NormalizeCCO
The NormalizeCCO action sorts and filters the words and lines in a Fingerprint file (.cco) that are created by a Recognition engine, for use by navigation and pattern match actions. This action is only required after full page recognition by an OCR or ICR action that does not automatically normalize the CCO.
Member of namespace
Cco2ccoSyntax
bool NormalizeCCO()
Returns
Always True.Level
Page.Details
This action sorts the words and lines in a Fingerprint file (.cco) created by a recognition engine, for use by navigation and pattern match actions. The action is called by full-page recognition actions for ICR/C, OCR/S, and OCR/A. This action must always be called before the Locate actions or the pat_RecogMatch_ID action are used to find recognized text on a page.In this context, the fingerprint is calculated for a particular image in a batch, not in the Fingerprint database that contains fingerprints for various page types and layout variations that are defined for a particular application.
There are two types of Fingerprint files. One type is based on the image geometry. The second type is based on recognized text. The AnalyzeImage action creates a geometric fingerprint that contains lines and words that are based only on the black pixels in the image. Full-page recognition actions, such as RecognizePageOCR_S, RecognizePageICR_C, RecognizePageOCR_A, create a fingerprint that is based on the results of recognition; that is, both geometry and text of the recognized characters, words and lines.

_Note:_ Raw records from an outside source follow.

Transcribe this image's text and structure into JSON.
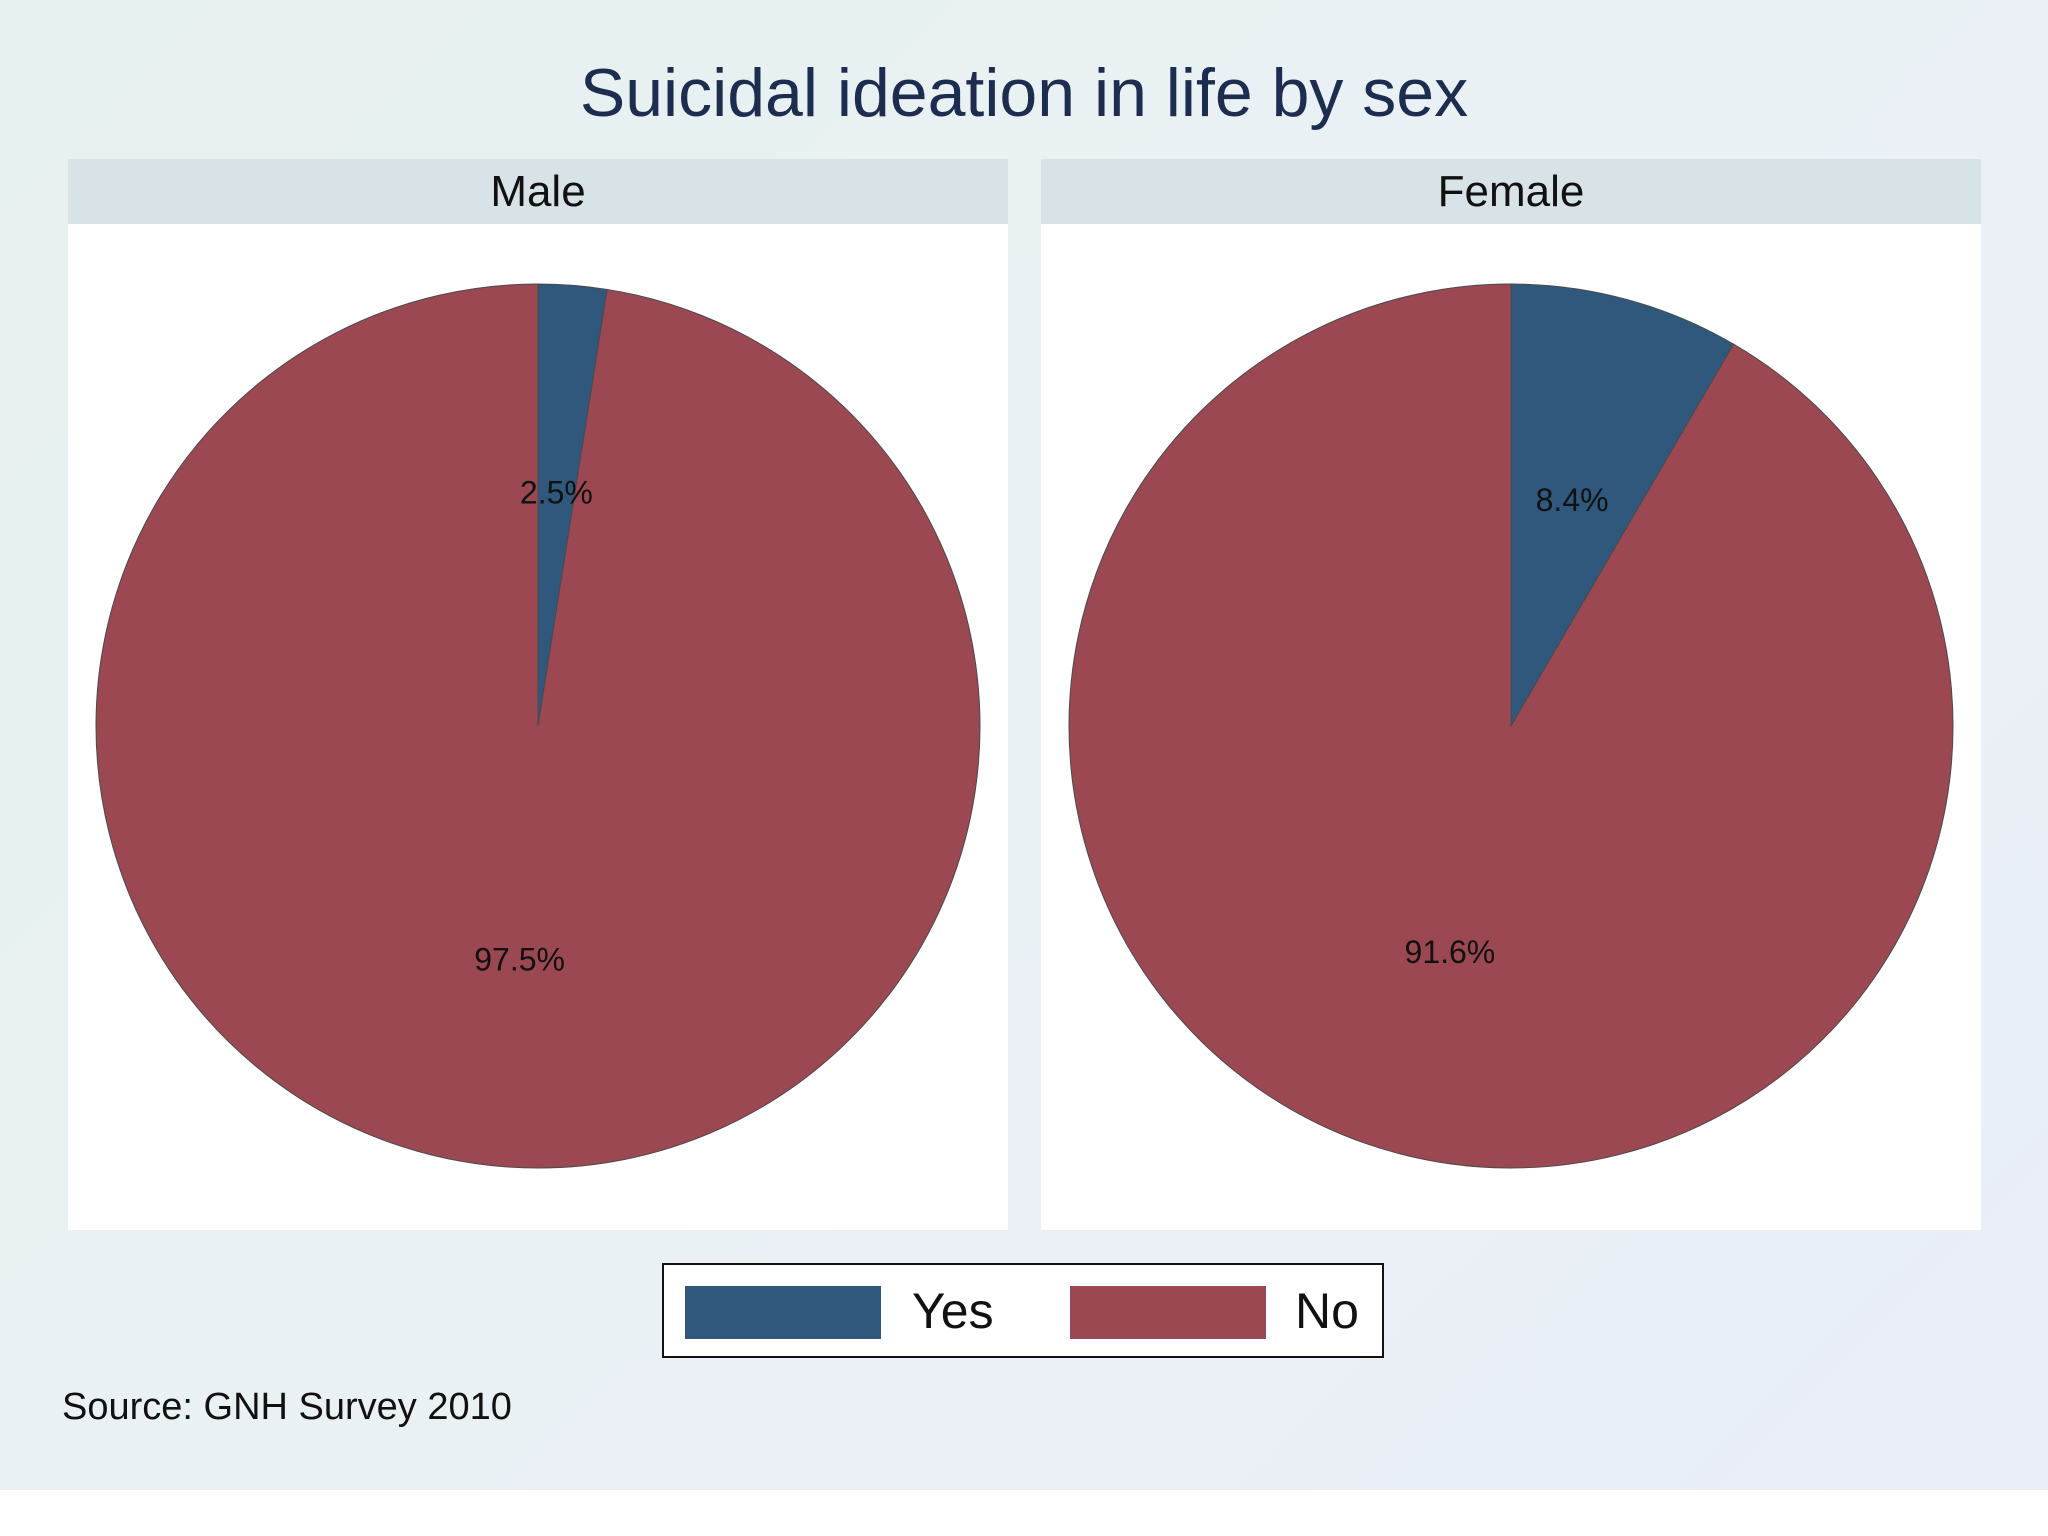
{
  "chart_data": {
    "type": "pie",
    "title": "Suicidal ideation in life by sex",
    "categories": [
      "Yes",
      "No"
    ],
    "colors": {
      "Yes": "#30587d",
      "No": "#9c4852"
    },
    "panels": [
      {
        "label": "Male",
        "values": [
          2.5,
          97.5
        ],
        "value_labels": [
          "2.5%",
          "97.5%"
        ]
      },
      {
        "label": "Female",
        "values": [
          8.4,
          91.6
        ],
        "value_labels": [
          "8.4%",
          "91.6%"
        ]
      }
    ],
    "legend": {
      "placement": "bottom-center",
      "entries": [
        "Yes",
        "No"
      ]
    },
    "note": "Source: GNH Survey 2010"
  }
}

In Recognition-based fingerprints, the order of lines and words might appear to be arbitrary, especially if the page contains images, tables, stamps, or blocks of text with varying font sizes. This can cause unpredictable results from Locate actions that navigate geometrically. The word-matching and phrase-matching action pat_RecogMatch_ID also requires well-ordered text to work reliably.
The NormalizeCCO action reorders the words of text in a Recognition-based fingerprint into lines and words in standard reading order, from top to bottom and left to right.
If the AnalyzeImage action is called before full-page recognition, the recognized text is placed into the geometry that is created by AnalyzeImage. This hybrid Fingerprint file is not always suitable for cco2cco. To force creation of a pure recognition-based fingerprint, call SetFingerprintRecogPriority(True) before full-page recognition. This guarantees that any existing geometric fingerprint is ignored, and it applies to OCR_S and ICR_C only.
The full page recognition actions from the ICR_C, OCR_A, and OCR_S libraries call NormalizeCCO() automatically unless the action CCONormalization_OFF (from the Recog_Shared library) is called before recognition. The full page recognition from the OCR_SR library, however, requires that NormalizeCCO() to be called manually post recognition.
- Example:
SetFingerprintRecogPriority(True) RecognizePageOCR_S() NormalizeCCO() pat_RecogMatch_ID()